Стосковалась, что ли, рука его по игле, или спокойствие хотел он найти в работе, только скоро словно растопилось от удивления семейство Перемышля, а сама панна Ядвига даже вытрясла откуда-то из себя изумленный смешок.
Кажется, штаны, самые верные польские штаны должны получиться вот из этого куска материи через день, а тут – смотришь – через полчаса, словно перестриг волосок, – совсем готовы штаны. Крепость их – топором не разрубишь, и складка, будто тончайшая проволока вложена или острие бритвы.
Дивятся все, немеют на необыкновенного портного, а тут еще прибавляется чуда – прибегает дня через два работник Андрей и…
Эх, обождите, – забыл я вам описать работника Андрея. Я долго не задержу. Он белокур, бородку чешет в ладонь и очень любит помечтать о деревне, да и не о своей, а о русской. Там, верит он, давно коммунизм и все люди – братья. В городе много жуликов и попов, а в деревне всех попов давно перерезали. Стоило бы описать, как он проводит вечера и какие разговоры ведет с извозчиками, но об этом после.
Итак, как только умеют растроганнейше говорить поляки, начинает Андрей.
– Вы, – говорит, – спаситель мой, а также, не забуду, благодетель. Тетка меня вдруг признала, назначила своим наследником и на свадьбу прислала денег. Против такой тетки сам ксендз Винд ничего не поделает, да и нечего ему, собачьему сыну, поделывать, когда епископ узнал, что пойман он и избит мужем панны Андроники, и избит так, что у ксендза от страху на голове волосы выросли. Узнал про то епископ и выгнал его с позором из костела. Брехняком оказался ксендз, и буду я скоро жениться, и дети мои будут думать о России и о русском портном, сшившем мне счастливую блузу.
– Суеверный опиум, – сказал Фокин, а блуза того уж на дворе, – и, неизвестно отчего, еще быстрее заработал портной.

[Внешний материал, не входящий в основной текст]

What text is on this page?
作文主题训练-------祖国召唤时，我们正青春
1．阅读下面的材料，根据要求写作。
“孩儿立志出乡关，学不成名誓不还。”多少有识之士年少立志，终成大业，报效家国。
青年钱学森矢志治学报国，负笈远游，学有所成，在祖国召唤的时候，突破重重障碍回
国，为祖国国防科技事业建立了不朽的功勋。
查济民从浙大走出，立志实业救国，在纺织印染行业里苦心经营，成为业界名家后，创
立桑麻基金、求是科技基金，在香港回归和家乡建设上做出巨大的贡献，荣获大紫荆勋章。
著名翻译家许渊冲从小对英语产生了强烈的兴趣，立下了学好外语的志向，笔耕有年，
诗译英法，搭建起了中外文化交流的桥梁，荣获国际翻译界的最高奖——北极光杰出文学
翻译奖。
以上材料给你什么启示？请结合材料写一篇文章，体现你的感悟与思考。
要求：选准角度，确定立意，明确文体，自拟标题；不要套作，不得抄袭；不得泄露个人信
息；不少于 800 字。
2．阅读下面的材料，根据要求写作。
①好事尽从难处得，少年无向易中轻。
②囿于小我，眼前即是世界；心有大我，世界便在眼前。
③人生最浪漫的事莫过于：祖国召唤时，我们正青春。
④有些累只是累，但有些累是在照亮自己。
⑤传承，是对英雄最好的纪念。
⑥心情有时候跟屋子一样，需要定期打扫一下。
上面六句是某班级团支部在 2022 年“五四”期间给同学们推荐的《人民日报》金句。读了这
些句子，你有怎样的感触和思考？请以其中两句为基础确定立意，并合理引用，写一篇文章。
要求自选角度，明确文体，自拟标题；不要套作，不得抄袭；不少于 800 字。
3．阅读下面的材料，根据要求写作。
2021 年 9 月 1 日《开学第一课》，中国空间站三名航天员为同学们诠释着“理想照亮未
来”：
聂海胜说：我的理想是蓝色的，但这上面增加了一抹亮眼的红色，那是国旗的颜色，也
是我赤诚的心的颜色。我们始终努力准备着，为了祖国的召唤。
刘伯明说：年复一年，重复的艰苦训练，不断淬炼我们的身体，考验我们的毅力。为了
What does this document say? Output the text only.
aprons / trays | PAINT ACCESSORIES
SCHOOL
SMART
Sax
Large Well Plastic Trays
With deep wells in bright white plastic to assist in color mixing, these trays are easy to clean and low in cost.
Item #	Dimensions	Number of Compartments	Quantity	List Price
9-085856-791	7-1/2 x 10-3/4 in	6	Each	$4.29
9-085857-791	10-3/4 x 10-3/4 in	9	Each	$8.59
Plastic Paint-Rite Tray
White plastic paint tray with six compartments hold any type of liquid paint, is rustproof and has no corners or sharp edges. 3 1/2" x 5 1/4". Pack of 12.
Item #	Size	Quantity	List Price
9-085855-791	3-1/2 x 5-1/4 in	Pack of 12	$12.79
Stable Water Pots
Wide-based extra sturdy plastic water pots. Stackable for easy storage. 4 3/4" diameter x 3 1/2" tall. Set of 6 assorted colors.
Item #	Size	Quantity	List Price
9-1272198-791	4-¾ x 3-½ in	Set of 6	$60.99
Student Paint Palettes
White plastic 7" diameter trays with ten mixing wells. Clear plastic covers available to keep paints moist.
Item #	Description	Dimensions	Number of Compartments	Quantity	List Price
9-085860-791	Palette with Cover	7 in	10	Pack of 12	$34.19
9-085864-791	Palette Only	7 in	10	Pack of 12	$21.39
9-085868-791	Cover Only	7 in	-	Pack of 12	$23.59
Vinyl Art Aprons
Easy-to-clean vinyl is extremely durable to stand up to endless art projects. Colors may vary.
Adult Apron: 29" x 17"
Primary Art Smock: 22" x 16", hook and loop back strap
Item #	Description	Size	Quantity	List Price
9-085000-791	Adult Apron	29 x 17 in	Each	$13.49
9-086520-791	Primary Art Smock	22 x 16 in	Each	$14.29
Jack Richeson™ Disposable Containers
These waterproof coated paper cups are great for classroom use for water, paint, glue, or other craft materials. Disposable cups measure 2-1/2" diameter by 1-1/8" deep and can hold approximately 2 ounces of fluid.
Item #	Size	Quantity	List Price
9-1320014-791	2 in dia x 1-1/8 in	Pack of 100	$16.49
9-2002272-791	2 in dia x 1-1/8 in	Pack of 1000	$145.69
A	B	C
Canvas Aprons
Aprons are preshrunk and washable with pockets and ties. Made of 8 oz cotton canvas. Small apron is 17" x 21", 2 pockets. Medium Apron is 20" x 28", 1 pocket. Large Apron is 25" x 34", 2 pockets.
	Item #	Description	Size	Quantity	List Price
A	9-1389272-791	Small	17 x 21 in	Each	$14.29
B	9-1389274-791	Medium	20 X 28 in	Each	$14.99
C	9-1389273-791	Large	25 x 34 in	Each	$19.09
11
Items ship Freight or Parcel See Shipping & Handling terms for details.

Дотронется пальцем – пуговица, глазом моргнул – и шов идет, как пламя; мерку с заказчика чует еще на улице.
И вот, от слов ли брешливых или от необыкновенной радости Андрея, вдруг пошло по несчастной улице Ново-Липки, где профсоюз мешали с потребиловкой, а коммунизм с винной монополией, – вдруг понесло, закрутило вихрем, и многие в этом вихре понимать дельное кое-что стали: пришел из России неизвестного имени портной, и как сошьет, так и счастье на того, а на кого откажется, – лучше в Вислу.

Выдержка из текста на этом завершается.